Archive for January, 2012

Dolly Sails Again!

Tuesday, January 24th, 2012

Moroccan Traffic

Good news for fans of bifocal-wearing detective/spy Johnson Johnson. The Dolly series are being republished in both book and ebook format and should be out in about two weeks time. They’ve been out of print for many years and of course are usually overshadowed by the much better known historical books, but they have an idiosyncratic charm and are full of wry humour.

They are being published by Cornish-based publisher House of Stratus and will be available in both paper and ebook versions. As soon as I have full details I’ll post them here along with links to order them. They will appear with the most recent UK titles (see the Dolly page on the main site for the full list)

Happy sailing!

 

Major Archaeological Discoveries on Orkney

Tuesday, January 3rd, 2012

Long-time readers of this blog will recall that I’ve mentioned the excavations of the Ness of Brodgar site on a couple of occasions. Situated on the strip of land between two lochs and between the famous Ring of Brodgar and the Stones of Stenness as well as the nearby Maes Howe, work started there in earnest in 2007 after earlier digs in 2004 had hinted at something major.

I confess that through pressure of work I’d rather lost touch with the latest developments until I caught a TV programme on the BBC last night. Neil Oliver, well known for the Coast programme and a series of Scottish history programs, is actually an archaeologist and in this special edition of A History of Ancient Britain: Orkney’s Stone Age Temple he outlines the astonishing discoveries that have been made on this site in the last few years.

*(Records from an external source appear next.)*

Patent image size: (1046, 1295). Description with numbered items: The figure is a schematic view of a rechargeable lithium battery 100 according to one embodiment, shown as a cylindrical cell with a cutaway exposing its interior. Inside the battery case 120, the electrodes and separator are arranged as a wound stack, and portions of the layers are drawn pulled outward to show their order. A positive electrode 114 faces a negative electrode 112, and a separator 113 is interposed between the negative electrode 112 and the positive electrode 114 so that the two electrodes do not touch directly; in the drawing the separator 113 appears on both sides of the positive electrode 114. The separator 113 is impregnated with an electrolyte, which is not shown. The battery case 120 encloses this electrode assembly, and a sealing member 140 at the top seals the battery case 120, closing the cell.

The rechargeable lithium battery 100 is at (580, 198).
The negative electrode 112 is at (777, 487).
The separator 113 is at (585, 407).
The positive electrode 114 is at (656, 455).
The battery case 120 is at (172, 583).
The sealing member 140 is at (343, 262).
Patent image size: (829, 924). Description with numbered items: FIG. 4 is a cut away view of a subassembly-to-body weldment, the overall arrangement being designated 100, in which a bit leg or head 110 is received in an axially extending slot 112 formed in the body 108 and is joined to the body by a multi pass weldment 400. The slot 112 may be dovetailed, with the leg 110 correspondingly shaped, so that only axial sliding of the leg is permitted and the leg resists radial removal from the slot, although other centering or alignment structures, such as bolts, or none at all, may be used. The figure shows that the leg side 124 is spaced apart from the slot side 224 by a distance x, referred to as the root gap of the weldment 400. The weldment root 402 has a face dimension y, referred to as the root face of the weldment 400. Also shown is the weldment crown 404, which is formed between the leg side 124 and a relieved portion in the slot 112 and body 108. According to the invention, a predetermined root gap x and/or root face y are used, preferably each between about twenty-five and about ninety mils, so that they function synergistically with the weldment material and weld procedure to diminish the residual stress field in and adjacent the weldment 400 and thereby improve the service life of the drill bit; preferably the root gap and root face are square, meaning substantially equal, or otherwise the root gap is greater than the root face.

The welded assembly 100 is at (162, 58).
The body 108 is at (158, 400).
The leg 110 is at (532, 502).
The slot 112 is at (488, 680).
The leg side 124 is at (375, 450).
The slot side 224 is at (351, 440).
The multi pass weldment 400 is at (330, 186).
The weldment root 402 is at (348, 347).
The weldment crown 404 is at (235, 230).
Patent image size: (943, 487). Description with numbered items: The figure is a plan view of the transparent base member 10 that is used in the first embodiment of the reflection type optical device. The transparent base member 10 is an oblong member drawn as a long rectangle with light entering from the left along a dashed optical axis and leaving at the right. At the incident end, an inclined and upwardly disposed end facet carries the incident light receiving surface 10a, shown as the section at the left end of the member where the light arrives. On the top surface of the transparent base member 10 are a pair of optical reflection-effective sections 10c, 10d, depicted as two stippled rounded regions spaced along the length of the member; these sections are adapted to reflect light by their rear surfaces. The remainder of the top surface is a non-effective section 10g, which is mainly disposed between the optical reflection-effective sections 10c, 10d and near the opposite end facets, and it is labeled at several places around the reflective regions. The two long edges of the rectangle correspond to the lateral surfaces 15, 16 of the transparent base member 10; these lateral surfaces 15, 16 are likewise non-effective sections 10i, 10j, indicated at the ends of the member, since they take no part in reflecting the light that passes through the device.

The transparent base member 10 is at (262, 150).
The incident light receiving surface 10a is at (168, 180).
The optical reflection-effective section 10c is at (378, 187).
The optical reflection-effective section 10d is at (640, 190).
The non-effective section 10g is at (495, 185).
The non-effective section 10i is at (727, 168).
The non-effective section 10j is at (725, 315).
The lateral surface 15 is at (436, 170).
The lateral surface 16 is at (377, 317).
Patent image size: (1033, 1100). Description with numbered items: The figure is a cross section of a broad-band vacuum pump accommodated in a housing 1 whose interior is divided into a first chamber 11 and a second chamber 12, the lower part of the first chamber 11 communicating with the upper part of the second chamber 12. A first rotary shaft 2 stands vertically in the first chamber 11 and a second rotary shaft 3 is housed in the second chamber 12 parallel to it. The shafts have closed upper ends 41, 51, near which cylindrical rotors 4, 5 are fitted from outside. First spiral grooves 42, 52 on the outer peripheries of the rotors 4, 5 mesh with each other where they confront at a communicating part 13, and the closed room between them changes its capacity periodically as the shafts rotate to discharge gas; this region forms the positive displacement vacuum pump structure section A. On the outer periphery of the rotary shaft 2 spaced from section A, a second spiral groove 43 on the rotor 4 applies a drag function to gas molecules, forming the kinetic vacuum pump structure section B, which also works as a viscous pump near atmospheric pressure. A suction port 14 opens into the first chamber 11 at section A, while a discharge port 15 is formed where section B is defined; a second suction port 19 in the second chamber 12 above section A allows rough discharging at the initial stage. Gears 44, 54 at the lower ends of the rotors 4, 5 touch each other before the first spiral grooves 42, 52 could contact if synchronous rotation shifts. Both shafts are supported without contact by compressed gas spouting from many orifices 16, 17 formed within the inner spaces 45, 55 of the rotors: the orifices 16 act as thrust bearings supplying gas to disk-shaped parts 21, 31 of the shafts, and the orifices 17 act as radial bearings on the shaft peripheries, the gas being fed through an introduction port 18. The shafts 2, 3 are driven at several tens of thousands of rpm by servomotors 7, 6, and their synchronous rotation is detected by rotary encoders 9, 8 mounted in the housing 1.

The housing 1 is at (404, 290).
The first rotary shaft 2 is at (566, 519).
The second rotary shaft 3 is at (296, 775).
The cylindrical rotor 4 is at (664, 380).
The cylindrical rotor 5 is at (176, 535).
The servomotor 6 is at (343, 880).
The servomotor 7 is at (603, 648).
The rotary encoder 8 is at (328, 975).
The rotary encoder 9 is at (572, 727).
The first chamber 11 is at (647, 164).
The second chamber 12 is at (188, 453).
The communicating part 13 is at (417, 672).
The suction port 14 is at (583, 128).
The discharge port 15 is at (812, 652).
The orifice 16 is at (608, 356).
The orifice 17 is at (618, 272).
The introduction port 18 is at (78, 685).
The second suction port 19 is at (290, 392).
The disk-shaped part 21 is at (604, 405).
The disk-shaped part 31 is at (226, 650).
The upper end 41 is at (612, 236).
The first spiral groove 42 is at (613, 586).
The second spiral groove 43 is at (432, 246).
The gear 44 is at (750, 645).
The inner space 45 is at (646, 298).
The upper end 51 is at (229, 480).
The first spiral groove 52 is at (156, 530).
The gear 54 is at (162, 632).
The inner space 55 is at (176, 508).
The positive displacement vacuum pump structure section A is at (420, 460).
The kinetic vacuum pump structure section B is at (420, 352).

If you are in a country that can view the BBC iPlayer I urge you to take a look http://bbc.in/s0dYWK while it’s still available to view. This could well be THE most important stone age discovery, eclipsing everything else on Orkney (which takes some doing!) and even the Stonehenge and Avebury complex.

If you can’t see the program then take a look at the Orkneyjar site – particularly http://www.orkneyjar.com/archaeology/nessofbrodgar/ and  http://www.orkneyjar.com/archaeology/tag/ness-of-brodgar/  and for a couple of panoramas of the dig site try http://www.kenstuart.com/fp/Aerial.html  and  http://www.kenstuart.com/fp/Structure10.html

The discoveries are too numerous to attempt to list in the slightest detail here – a series of complex stone structures which suggest a temple complex which may have been associated with ancestor worship, two large (2 metre wide) walls which appear to have run the width of the Ness and funnelled people into a predetermined path, the first examples of painted neolithic walls in the UK or northern Europe, a number of mace-heads apparently broken deliberately, a number of “dressers” similar to the ones found in domestic areas of Skara Brae but here appearing to be free standing and possibly used as altars, a figurine which has been nicknamed the Brodgar Boy, and a mass of cattle bones which appears to suggest a large ceremonial feast.

There are probably decades worth of work still to be done on the site and an anonymous benefactor has bought the land on which the site stands along with the house for the people of Orkney. I look forward to reading of the discoveries and theories around this site for many years to come.